“Lena,” he cried, “don’t parade it before everybody;” but as he turned his eyes with an irritable look to the lady and encountered hers, a change came over him, and he clung to my arm, which he had thrust away.

“Thank you,” he said. “Give me a hand to the side there. My legs are shaky yet.” Then with a smile which made his thin yellow face light up, and gave him something the look of his sister, as he glanced at my uniform—“You’re not the captain, are you? Ah, that’s better,” he sighed, as he leaned his arms on the bulwark, and drew a deep breath. “Thank you. Just wait till we’ve been a month at sea, and I’ll race you all through the rigging.”

“All right,” I said, “you shall. My father says there’s nothing like a sea trip when you’ve been ill. He took me in his yacht after I had had fever.”

“And you got well in no time, didn’t you?”

I nodded, as I looked at his wasted figure, and noted his eager, anxious way.

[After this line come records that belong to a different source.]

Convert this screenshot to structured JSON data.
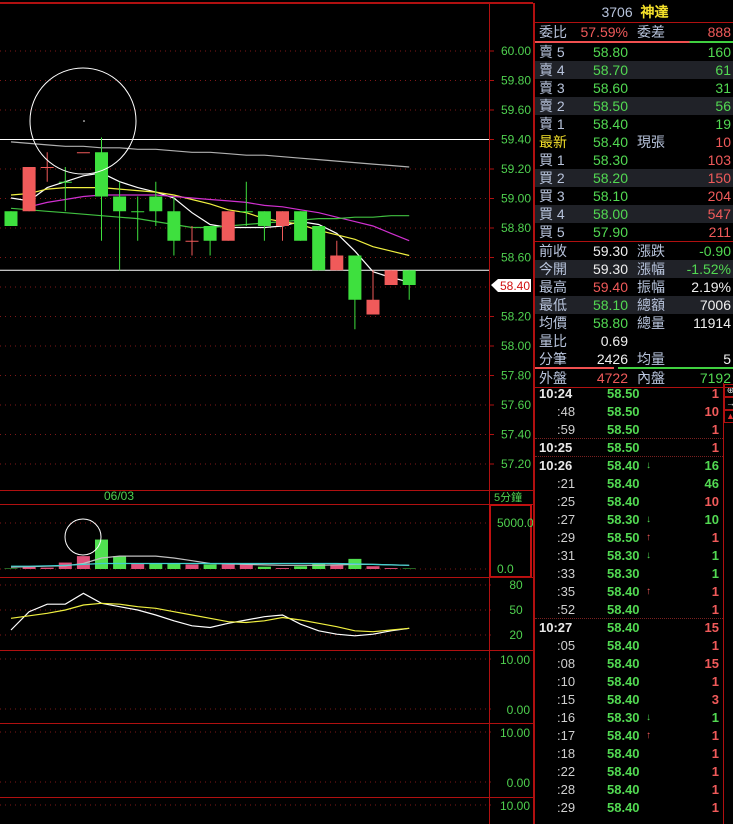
{
  "stock": {
    "code": "3706",
    "name": "神達"
  },
  "colors": {
    "up": "#f05a5a",
    "down": "#3ee03e",
    "grid": "#b01010",
    "axis_text": "#4fd04f"
  },
  "chart": {
    "price_axis": [
      "60.00",
      "59.80",
      "59.60",
      "59.40",
      "59.20",
      "59.00",
      "58.80",
      "58.60",
      "58.20",
      "58.00",
      "57.80",
      "57.60",
      "57.40",
      "57.20"
    ],
    "price_axis_values": [
      60.0,
      59.8,
      59.6,
      59.4,
      59.2,
      59.0,
      58.8,
      58.6,
      58.2,
      58.0,
      57.8,
      57.6,
      57.4,
      57.2
    ],
    "last_price_badge": "58.40",
    "last_price": 58.4,
    "ref_line": 58.5,
    "high_line": 59.4,
    "date_label": "06/03",
    "period_label": "5分鐘",
    "candles": [
      [
        58.9,
        58.9,
        58.8,
        58.8
      ],
      [
        58.9,
        59.2,
        58.9,
        59.2
      ],
      [
        59.2,
        59.3,
        59.1,
        59.2
      ],
      [
        59.1,
        59.2,
        58.9,
        59.1
      ],
      [
        59.3,
        59.3,
        59.3,
        59.3
      ],
      [
        59.3,
        59.4,
        58.7,
        59.0
      ],
      [
        59.0,
        59.1,
        58.5,
        58.9
      ],
      [
        58.9,
        59.0,
        58.7,
        58.9
      ],
      [
        59.0,
        59.1,
        58.8,
        58.9
      ],
      [
        58.9,
        59.0,
        58.6,
        58.7
      ],
      [
        58.7,
        58.8,
        58.6,
        58.7
      ],
      [
        58.8,
        58.8,
        58.6,
        58.7
      ],
      [
        58.7,
        58.9,
        58.7,
        58.9
      ],
      [
        58.9,
        59.1,
        58.8,
        58.9
      ],
      [
        58.9,
        58.9,
        58.7,
        58.8
      ],
      [
        58.8,
        58.9,
        58.7,
        58.9
      ],
      [
        58.9,
        58.9,
        58.7,
        58.7
      ],
      [
        58.8,
        58.8,
        58.5,
        58.5
      ],
      [
        58.5,
        58.7,
        58.5,
        58.6
      ],
      [
        58.6,
        58.6,
        58.1,
        58.3
      ],
      [
        58.2,
        58.5,
        58.2,
        58.3
      ],
      [
        58.4,
        58.5,
        58.4,
        58.5
      ],
      [
        58.5,
        58.5,
        58.3,
        58.4
      ]
    ],
    "ma_series": [
      {
        "name": "ma-white",
        "color": "#ffffff",
        "values": [
          58.99,
          58.97,
          59.06,
          59.1,
          59.14,
          59.16,
          59.1,
          59.06,
          59.03,
          58.99,
          58.89,
          58.81,
          58.79,
          58.79,
          58.79,
          58.8,
          58.83,
          58.81,
          58.75,
          58.63,
          58.49,
          58.45,
          58.42
        ]
      },
      {
        "name": "ma-yellow",
        "color": "#f0f040",
        "values": [
          59.01,
          59.02,
          59.05,
          59.06,
          59.06,
          59.06,
          59.05,
          59.04,
          59.03,
          59.01,
          58.98,
          58.95,
          58.91,
          58.89,
          58.85,
          58.83,
          58.81,
          58.77,
          58.74,
          58.71,
          58.66,
          58.63,
          58.6
        ]
      },
      {
        "name": "ma-magenta",
        "color": "#d030d0",
        "values": [
          null,
          58.93,
          58.96,
          58.98,
          59.0,
          59.01,
          59.01,
          59.01,
          59.01,
          59.0,
          58.99,
          58.98,
          58.97,
          58.96,
          58.94,
          58.93,
          58.91,
          58.89,
          58.86,
          58.83,
          58.8,
          58.75,
          58.7
        ]
      },
      {
        "name": "ma-green",
        "color": "#40c040",
        "values": [
          58.92,
          58.91,
          58.9,
          58.89,
          58.88,
          58.87,
          58.86,
          58.85,
          58.83,
          58.81,
          58.79,
          58.79,
          58.8,
          58.81,
          58.82,
          58.83,
          58.84,
          58.85,
          58.85,
          58.86,
          58.86,
          58.87,
          58.87
        ]
      },
      {
        "name": "ma-gray",
        "color": "#b0b0b0",
        "values": [
          59.37,
          59.36,
          59.35,
          59.34,
          59.34,
          59.33,
          59.33,
          59.32,
          59.32,
          59.31,
          59.3,
          59.3,
          59.29,
          59.28,
          59.28,
          59.27,
          59.26,
          59.25,
          59.24,
          59.23,
          59.22,
          59.21,
          59.2
        ]
      }
    ],
    "volume_axis": [
      "5000.0",
      "0.0"
    ],
    "volumes": [
      50,
      300,
      150,
      700,
      1400,
      3200,
      1400,
      600,
      600,
      600,
      500,
      500,
      500,
      500,
      250,
      100,
      300,
      600,
      500,
      1100,
      300,
      100,
      50
    ],
    "volume_ma": [
      {
        "name": "vol-ma-gray",
        "color": "#c0c0c0",
        "values": [
          200,
          250,
          300,
          350,
          600,
          1200,
          1400,
          1400,
          1400,
          1200,
          900,
          600,
          550,
          500,
          450,
          400,
          400,
          400,
          450,
          500,
          500,
          450,
          400
        ]
      },
      {
        "name": "vol-ma-cyan",
        "color": "#40d0d0",
        "values": [
          300,
          300,
          350,
          400,
          500,
          600,
          600,
          600,
          600,
          600,
          600,
          600,
          600,
          600,
          600,
          600,
          600,
          600,
          600,
          550,
          500,
          450,
          400
        ]
      }
    ],
    "osc_axis": [
      "80",
      "50",
      "20"
    ],
    "osc_axis_values": [
      80,
      50,
      20
    ],
    "osc_series": [
      {
        "name": "osc-white",
        "color": "#ffffff",
        "values": [
          26,
          48,
          57,
          57,
          70,
          58,
          54,
          50,
          44,
          37,
          31,
          29,
          34,
          38,
          42,
          44,
          33,
          25,
          21,
          19,
          21,
          25,
          28
        ]
      },
      {
        "name": "osc-yellow",
        "color": "#f0f040",
        "values": [
          40,
          43,
          46,
          50,
          56,
          58,
          57,
          54,
          52,
          48,
          44,
          40,
          36,
          35,
          37,
          41,
          38,
          34,
          30,
          25,
          24,
          26,
          28
        ]
      }
    ],
    "panel3_axis": [
      "10.00",
      "0.00"
    ],
    "panel4_axis": [
      "10.00",
      "0.00"
    ],
    "panel5_axis": [
      "10.00"
    ]
  },
  "quote": {
    "ratio": {
      "label": "委比",
      "value": "57.59%",
      "label2": "委差",
      "value2": "888"
    },
    "asks": [
      {
        "label": "賣 5",
        "price": "58.80",
        "vol": "160"
      },
      {
        "label": "賣 4",
        "price": "58.70",
        "vol": "61"
      },
      {
        "label": "賣 3",
        "price": "58.60",
        "vol": "31"
      },
      {
        "label": "賣 2",
        "price": "58.50",
        "vol": "56"
      },
      {
        "label": "賣 1",
        "price": "58.40",
        "vol": "19"
      }
    ],
    "last": {
      "label": "最新",
      "price": "58.40",
      "label2": "現張",
      "vol": "10"
    },
    "bids": [
      {
        "label": "買 1",
        "price": "58.30",
        "vol": "103"
      },
      {
        "label": "買 2",
        "price": "58.20",
        "vol": "150"
      },
      {
        "label": "買 3",
        "price": "58.10",
        "vol": "204"
      },
      {
        "label": "買 4",
        "price": "58.00",
        "vol": "547"
      },
      {
        "label": "買 5",
        "price": "57.90",
        "vol": "211"
      }
    ],
    "stats": [
      {
        "label": "前收",
        "value": "59.30",
        "vc": "w",
        "label2": "漲跌",
        "value2": "-0.90",
        "vc2": "g"
      },
      {
        "label": "今開",
        "value": "59.30",
        "vc": "w",
        "label2": "漲幅",
        "value2": "-1.52%",
        "vc2": "g"
      },
      {
        "label": "最高",
        "value": "59.40",
        "vc": "r",
        "label2": "振幅",
        "value2": "2.19%",
        "vc2": "w"
      },
      {
        "label": "最低",
        "value": "58.10",
        "vc": "g",
        "label2": "總額",
        "value2": "7006",
        "vc2": "w"
      },
      {
        "label": "均價",
        "value": "58.80",
        "vc": "g",
        "label2": "總量",
        "value2": "11914",
        "vc2": "w"
      },
      {
        "label": "量比",
        "value": "0.69",
        "vc": "w",
        "label2": "",
        "value2": "",
        "vc2": "w"
      },
      {
        "label": "分筆",
        "value": "2426",
        "vc": "w",
        "label2": "均量",
        "value2": "5",
        "vc2": "w"
      }
    ],
    "outer": {
      "label": "外盤",
      "value": "4722",
      "label2": "內盤",
      "value2": "7192"
    }
  },
  "ticks": [
    {
      "time": "10:24",
      "main": true,
      "price": "58.50",
      "arrow": "",
      "vol": "1",
      "vc": "r"
    },
    {
      "time": ":48",
      "price": "58.50",
      "arrow": "",
      "vol": "10",
      "vc": "r"
    },
    {
      "time": ":59",
      "price": "58.50",
      "arrow": "",
      "vol": "1",
      "vc": "r",
      "sep": true
    },
    {
      "time": "10:25",
      "main": true,
      "price": "58.50",
      "arrow": "",
      "vol": "1",
      "vc": "r",
      "sep": true
    },
    {
      "time": "10:26",
      "main": true,
      "price": "58.40",
      "arrow": "↓",
      "vol": "16",
      "vc": "g"
    },
    {
      "time": ":21",
      "price": "58.40",
      "arrow": "",
      "vol": "46",
      "vc": "g"
    },
    {
      "time": ":25",
      "price": "58.40",
      "arrow": "",
      "vol": "10",
      "vc": "r"
    },
    {
      "time": ":27",
      "price": "58.30",
      "arrow": "↓",
      "vol": "10",
      "vc": "g"
    },
    {
      "time": ":29",
      "price": "58.50",
      "arrow": "↑",
      "vol": "1",
      "vc": "r"
    },
    {
      "time": ":31",
      "price": "58.30",
      "arrow": "↓",
      "vol": "1",
      "vc": "g"
    },
    {
      "time": ":33",
      "price": "58.30",
      "arrow": "",
      "vol": "1",
      "vc": "g"
    },
    {
      "time": ":35",
      "price": "58.40",
      "arrow": "↑",
      "vol": "1",
      "vc": "r"
    },
    {
      "time": ":52",
      "price": "58.40",
      "arrow": "",
      "vol": "1",
      "vc": "r",
      "sep": true
    },
    {
      "time": "10:27",
      "main": true,
      "price": "58.40",
      "arrow": "",
      "vol": "15",
      "vc": "r"
    },
    {
      "time": ":05",
      "price": "58.40",
      "arrow": "",
      "vol": "1",
      "vc": "r"
    },
    {
      "time": ":08",
      "price": "58.40",
      "arrow": "",
      "vol": "15",
      "vc": "r"
    },
    {
      "time": ":10",
      "price": "58.40",
      "arrow": "",
      "vol": "1",
      "vc": "r"
    },
    {
      "time": ":15",
      "price": "58.40",
      "arrow": "",
      "vol": "3",
      "vc": "r"
    },
    {
      "time": ":16",
      "price": "58.30",
      "arrow": "↓",
      "vol": "1",
      "vc": "g"
    },
    {
      "time": ":17",
      "price": "58.40",
      "arrow": "↑",
      "vol": "1",
      "vc": "r"
    },
    {
      "time": ":18",
      "price": "58.40",
      "arrow": "",
      "vol": "1",
      "vc": "r"
    },
    {
      "time": ":22",
      "price": "58.40",
      "arrow": "",
      "vol": "1",
      "vc": "r"
    },
    {
      "time": ":28",
      "price": "58.40",
      "arrow": "",
      "vol": "1",
      "vc": "r"
    },
    {
      "time": ":29",
      "price": "58.40",
      "arrow": "",
      "vol": "1",
      "vc": "r"
    }
  ]
}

“There, Lena, hear that,” he said quickly. “I told you so.” Then turning to me again—“Come and sit near us in the cabin; I shan’t be so nasty and snappish when I’ve had my breakfast.”

He laughed in a forced way, and promising that I would if I could, I drew back to leave the brother and sister together, for Walters gave my jacket a twitch.

“I say, I shall never get you round the ship,” he said, in an ill-used tone. “Now look here,” he began, “this is the saloon-deck, that’s the mizzen-mast, and come along here and I’ll show you the binnacle.”

“Why, I know all these,” I said, laughing merrily. “Come, I’ll box the compass with you.”

“Tuppens as you can’t do it right, young gent,” said a rough-looking elderly sailor, who was coiling down the rope which had nearly overset the sick passenger.